The regions with the highest number of intensive care patients per capita are Västerbotten, Norrbotten, Jönköping and Västra Götaland.

The uptick has prompted Sweden's National Board of Health and Welfare (Socialstyrelsen) to call extra coordination meetings, and one of the major concerns is that comparitively smaller regions like Västerbotten and Norrbotten are now hard hit.

"It is always concerning if a small regions gets a big influx of patients," the agency's Taha Alexandersson told the TT newswire.

"The Swedish healthcare system is built on us being able to help each other, but if several regions are having an equally hard time it can get difficult. In the northern regions, they are very used to transporting patients, but the resources aren't endless."

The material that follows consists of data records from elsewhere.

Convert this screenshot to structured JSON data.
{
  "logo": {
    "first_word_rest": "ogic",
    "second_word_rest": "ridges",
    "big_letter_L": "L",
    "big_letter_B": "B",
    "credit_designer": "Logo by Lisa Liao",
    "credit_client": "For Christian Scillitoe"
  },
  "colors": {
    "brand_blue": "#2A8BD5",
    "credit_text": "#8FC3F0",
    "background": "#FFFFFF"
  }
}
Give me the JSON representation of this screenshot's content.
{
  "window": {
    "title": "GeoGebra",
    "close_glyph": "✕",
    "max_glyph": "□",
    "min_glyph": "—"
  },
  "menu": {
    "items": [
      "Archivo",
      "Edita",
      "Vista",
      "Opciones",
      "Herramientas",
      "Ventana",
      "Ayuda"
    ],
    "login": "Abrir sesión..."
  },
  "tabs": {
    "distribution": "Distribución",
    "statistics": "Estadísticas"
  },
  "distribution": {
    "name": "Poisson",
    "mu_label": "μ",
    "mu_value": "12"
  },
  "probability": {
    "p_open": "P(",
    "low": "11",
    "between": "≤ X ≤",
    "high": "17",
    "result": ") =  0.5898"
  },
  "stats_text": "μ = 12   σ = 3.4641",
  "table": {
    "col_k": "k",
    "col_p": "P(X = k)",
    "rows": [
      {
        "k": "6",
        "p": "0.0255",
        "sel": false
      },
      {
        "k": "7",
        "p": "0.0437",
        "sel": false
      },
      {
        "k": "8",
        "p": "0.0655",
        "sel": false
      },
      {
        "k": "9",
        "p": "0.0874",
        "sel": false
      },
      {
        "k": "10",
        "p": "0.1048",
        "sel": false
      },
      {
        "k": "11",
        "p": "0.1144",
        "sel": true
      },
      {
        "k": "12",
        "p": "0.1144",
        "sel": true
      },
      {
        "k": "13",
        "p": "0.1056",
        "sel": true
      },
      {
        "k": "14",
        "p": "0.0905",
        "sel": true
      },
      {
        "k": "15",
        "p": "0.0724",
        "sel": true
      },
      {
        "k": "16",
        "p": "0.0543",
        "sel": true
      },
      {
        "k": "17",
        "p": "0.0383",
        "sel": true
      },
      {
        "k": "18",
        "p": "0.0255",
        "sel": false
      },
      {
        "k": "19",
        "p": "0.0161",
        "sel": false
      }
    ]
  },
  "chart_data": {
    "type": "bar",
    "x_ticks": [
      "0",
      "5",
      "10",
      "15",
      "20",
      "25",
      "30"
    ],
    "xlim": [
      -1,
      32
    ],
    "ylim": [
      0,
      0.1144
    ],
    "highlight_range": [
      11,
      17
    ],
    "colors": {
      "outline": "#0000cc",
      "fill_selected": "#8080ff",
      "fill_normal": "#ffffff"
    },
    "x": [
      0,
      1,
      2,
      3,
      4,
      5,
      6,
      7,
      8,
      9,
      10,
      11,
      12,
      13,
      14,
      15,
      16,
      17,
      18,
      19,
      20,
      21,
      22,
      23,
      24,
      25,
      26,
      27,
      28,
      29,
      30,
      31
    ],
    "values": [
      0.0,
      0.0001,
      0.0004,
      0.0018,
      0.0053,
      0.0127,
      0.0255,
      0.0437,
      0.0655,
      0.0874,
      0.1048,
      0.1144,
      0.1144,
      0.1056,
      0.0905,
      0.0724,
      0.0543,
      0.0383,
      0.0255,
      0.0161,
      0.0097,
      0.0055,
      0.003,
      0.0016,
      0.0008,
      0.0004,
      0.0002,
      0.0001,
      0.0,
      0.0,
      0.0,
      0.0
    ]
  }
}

Even though twice as many people were in the ICUs for Covid-19 during the spring, that doesn't mean the current levels will be easily manageable.

In spring 2020, Sweden's healthcare system underwent a major restructuring, doubling the number of available ICU beds in an operation that required postponement of some other care, assistance from the military, and many healthcare staff working longer and more shifts than usual. This can't be sustained, Alexandersson stressed.

She said that the main thing she wanted to communicate to the public was the need for everyone to follow national and local recommendations extremely closely.

"The challenge is making sure that they are followed, but together we can do it, through the decisions that are taken by different organisations and through the decisions every individual makes," she said.

"Meeting fewer people is the single most important thing at the moment."